Summer lingered; its last grasp, a warm caress, streamed through the large windows, orienting her forward.

With Erato tucked under her chin, and its curved, smooth scroll cupped in her palm, she felt complete.

She'd named her violin after the muse of lyrical poetry; the instrument had never let her down.

'Until today,'  her jealous lycan groused. 'Bend your knees. You always forget,' Lyssa growled.

Áine heeded the instructions to avoid a backache by distributing her weight evenly. "Hush! Here we go. We will get it, Erato." Her fingers pressed on the strings. Arching her arm, she set the bow on them at the other end and angled her torso away to move it with ease.

When she slid along the fingerboard she detected it. The slight twang that did not belong to the note she'd been trying to perfect.

'Told you,'  Lyssa woofed.

Clicking her tongue, she put the bow on the bench by the foot of her bed and fiddled with the pegs to tune Erato. She tightened it, which led to a higher pitch, but then moved it towards herself to lower it.

Again she tried, but the string wouldn't cooperate.

'That's the problem with traditional pegs,'  Lyssa commented with mounting frustration.

"Tell me something I do not know," she muttered. Held in grooves by friction, unlike the modern version's metal screws, these required delicate adjustments—a fraction of a millimeter made all the difference.

'To you.

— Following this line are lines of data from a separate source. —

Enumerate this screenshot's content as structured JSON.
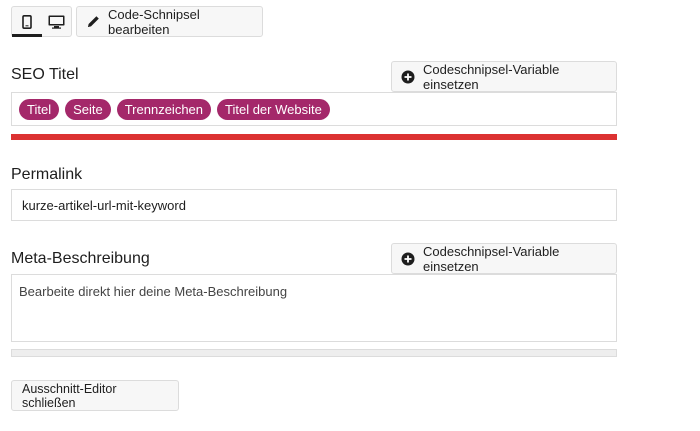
{
  "toolbar": {
    "preview_modes": [
      {
        "icon": "mobile-icon",
        "active": true
      },
      {
        "icon": "desktop-icon",
        "active": false
      }
    ],
    "edit_snippet_label": "Code-Schnipsel bearbeiten",
    "edit_icon": "pencil-icon"
  },
  "seo_title": {
    "label": "SEO Titel",
    "insert_variable_label": "Codeschnipsel-Variable einsetzen",
    "insert_icon": "plus-circle-icon",
    "tokens": [
      "Titel",
      "Seite",
      "Trennzeichen",
      "Titel der Website"
    ],
    "progress_color": "#dc3232"
  },
  "permalink": {
    "label": "Permalink",
    "value": "kurze-artikel-url-mit-keyword"
  },
  "meta_description": {
    "label": "Meta-Beschreibung",
    "insert_variable_label": "Codeschnipsel-Variable einsetzen",
    "insert_icon": "plus-circle-icon",
    "placeholder": "Bearbeite direkt hier deine Meta-Beschreibung"
  },
  "footer": {
    "close_editor_label": "Ausschnitt-Editor schließen"
  },
  "colors": {
    "token_bg": "#a4286a",
    "seo_bar": "#dc3232"
  }
}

As if the basic plebs would notice,'  Lyssa scoffed.

Unwilling to hand over Erato to the tuners, since morning, she'd struggled with this single note and hadn't yet mastered it.

'Your attachment to this particular fiddle is unhealthy,' Lyssa grumbled. 'I can't believe it has a name. There are three of us in this relationship--you, me, and it.'

Her mother once played this Stradivarius. Erato was the most precious thing Áine owned and represented the passing of the baton and acknowledged her status as a maestro in her own right. More so, in her hands, the violin became an extension of her and a conduit of the music she imagined.

It was more. There were no differences in the dimensions of Erato compared with the newer versions. She learned onthem. But a Stradivarius had an inner frame, while the Vuillaume sported an outer form. That structural build affected the sound due to the increased wood density.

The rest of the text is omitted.